Additionally, let’s compute our $U$ vectors

$$U_1=\frac{A{V}_1}{{\sigma }_1}=\frac{1}{5}\left[\begin{array}{ccc}3& 2& 2\\ 2& 3& -2\end{array}\right]\left[\begin{array}{c}\frac{1}{\sqrt{2}}\\ \frac{1}{\sqrt{2}}\\ 0\end{array}\right]=\frac{1}{5}\left[\begin{array}{c}\frac{5}{\sqrt{2}}\\ \frac{5}{\sqrt{2}}\end{array}\right]=\left[\begin{array}{c}\frac{1}{\sqrt{2}}\\ \frac{1}{\sqrt{2}}\end{array}\right]$$ $$U_2=\frac{A{V}_2}{{\sigma }_2}=\frac{1}{3}\left[\begin{array}{ccc}3& 2& 2\\ 2& 3& -2\end{array}\right]\left[\begin{array}{c}\frac{1}{\sqrt{18}}\\ -\frac{1}{\sqrt{18}}\\ \frac{4}{\sqrt{18}}\end{array}\right]=\frac{1}{3}\left[\begin{array}{c}\frac{9}{\sqrt{18}}\\ -\frac{9}{\sqrt{18}}\end{array}\right]=\left[\begin{array}{c}\frac{3}{\sqrt{18}}\\ -\frac{3}{3\sqrt{18}}\end{array}\right]=\left[\begin{array}{c}\frac{1}{\sqrt{2}}\\ -\frac{1}{\sqrt{2}}\end{array}\right]$$

Thus, our $U$ matrix is

$$U=\left[\begin{array}{cc}\frac{1}{\sqrt{2}}& \frac{1}{\sqrt{2}}\\ \frac{1}{\sqrt{2}}& -\frac{1}{\sqrt{2}}\end{array}\right]$$

We are now done!
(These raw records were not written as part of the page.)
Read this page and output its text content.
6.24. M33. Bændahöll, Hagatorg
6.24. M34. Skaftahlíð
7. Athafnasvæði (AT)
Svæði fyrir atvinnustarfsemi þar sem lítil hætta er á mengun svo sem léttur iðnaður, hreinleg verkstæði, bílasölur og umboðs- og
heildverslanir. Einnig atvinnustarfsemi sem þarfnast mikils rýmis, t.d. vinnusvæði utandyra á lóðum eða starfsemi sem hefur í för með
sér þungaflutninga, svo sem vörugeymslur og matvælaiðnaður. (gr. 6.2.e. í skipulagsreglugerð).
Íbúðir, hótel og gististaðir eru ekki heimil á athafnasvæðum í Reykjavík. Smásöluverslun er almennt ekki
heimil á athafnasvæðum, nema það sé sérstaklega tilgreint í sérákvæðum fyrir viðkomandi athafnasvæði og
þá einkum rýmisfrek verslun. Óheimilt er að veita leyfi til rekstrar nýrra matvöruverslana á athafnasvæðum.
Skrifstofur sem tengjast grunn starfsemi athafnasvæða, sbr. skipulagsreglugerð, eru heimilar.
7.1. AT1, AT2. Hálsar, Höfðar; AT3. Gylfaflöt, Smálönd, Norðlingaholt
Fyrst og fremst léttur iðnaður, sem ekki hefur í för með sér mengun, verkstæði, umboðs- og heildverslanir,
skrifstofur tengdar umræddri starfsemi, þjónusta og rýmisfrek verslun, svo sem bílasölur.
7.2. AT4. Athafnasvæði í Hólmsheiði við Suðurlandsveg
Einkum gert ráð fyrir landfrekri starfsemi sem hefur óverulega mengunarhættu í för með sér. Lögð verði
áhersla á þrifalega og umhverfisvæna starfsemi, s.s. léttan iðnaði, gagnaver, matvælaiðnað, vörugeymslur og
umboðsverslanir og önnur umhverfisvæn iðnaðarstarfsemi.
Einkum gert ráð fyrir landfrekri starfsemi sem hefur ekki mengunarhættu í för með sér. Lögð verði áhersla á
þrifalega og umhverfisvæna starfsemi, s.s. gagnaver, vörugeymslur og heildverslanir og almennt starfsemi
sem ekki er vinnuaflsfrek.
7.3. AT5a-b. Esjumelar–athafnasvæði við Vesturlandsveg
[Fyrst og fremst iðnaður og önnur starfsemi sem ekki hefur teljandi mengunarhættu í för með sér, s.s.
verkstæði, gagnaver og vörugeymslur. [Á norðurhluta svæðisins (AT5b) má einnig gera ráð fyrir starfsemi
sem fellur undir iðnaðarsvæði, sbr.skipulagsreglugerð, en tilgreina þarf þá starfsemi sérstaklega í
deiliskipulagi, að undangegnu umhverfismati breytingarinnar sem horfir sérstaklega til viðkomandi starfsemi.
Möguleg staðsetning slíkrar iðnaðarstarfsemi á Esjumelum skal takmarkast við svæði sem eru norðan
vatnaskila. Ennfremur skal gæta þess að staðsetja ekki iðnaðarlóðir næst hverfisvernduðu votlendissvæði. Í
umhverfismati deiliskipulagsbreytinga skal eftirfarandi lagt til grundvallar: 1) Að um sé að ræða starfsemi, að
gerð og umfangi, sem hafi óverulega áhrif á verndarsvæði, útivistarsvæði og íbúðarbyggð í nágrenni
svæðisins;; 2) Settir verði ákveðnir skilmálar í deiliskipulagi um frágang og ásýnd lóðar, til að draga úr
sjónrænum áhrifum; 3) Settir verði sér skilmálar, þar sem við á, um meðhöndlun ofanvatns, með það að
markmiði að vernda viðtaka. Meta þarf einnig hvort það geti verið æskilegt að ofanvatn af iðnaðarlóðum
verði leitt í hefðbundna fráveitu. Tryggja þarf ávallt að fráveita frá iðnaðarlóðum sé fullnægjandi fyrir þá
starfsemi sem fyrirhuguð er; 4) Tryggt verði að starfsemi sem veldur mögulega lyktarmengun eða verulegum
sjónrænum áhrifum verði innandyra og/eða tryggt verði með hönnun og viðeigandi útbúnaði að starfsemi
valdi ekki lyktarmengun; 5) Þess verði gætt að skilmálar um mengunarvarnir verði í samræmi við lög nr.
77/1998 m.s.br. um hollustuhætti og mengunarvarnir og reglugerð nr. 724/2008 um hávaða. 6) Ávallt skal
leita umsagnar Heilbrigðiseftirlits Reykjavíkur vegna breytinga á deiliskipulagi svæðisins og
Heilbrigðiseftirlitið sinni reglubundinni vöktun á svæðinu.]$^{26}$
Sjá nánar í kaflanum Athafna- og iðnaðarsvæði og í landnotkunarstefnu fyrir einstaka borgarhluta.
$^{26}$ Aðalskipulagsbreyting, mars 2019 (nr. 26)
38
So we can assert

$$\begin{array}{rl}A& =U\Sigma V^T\\ & =\left[\begin{array}{cc}\frac{1}{\sqrt{2}}& \frac{1}{\sqrt{2}}\\ \frac{1}{\sqrt{2}}& -\frac{1}{\sqrt{2}}\end{array}\right]\left[\begin{array}{ccc}5& 0& 0\\ 0& 3& 0\end{array}\right]\left[\begin{array}{ccc}\frac{1}{\sqrt{2}}& \frac{1}{\sqrt{2}}& 0\\ \frac{1}{\sqrt{18}}& -\frac{1}{\sqrt{18}}& \frac{4}{\sqrt{18}}\\ x& y& z\end{array}\right]\end{array}$$

It follows, that we could’ve just dropped the last column of $V$ and the last row and column of $\Sigma$ as they don’t contribute to the final product. This gives us a simplified form.

Simplified SVD

This is a corollary to the above, but assuming the $A\in m\times n$ we can write

$$A_{m\times n}=U_{m\times m}{\Sigma }_{m\times m}{V}_{m\times n}$$

This is assuming $m\le n$.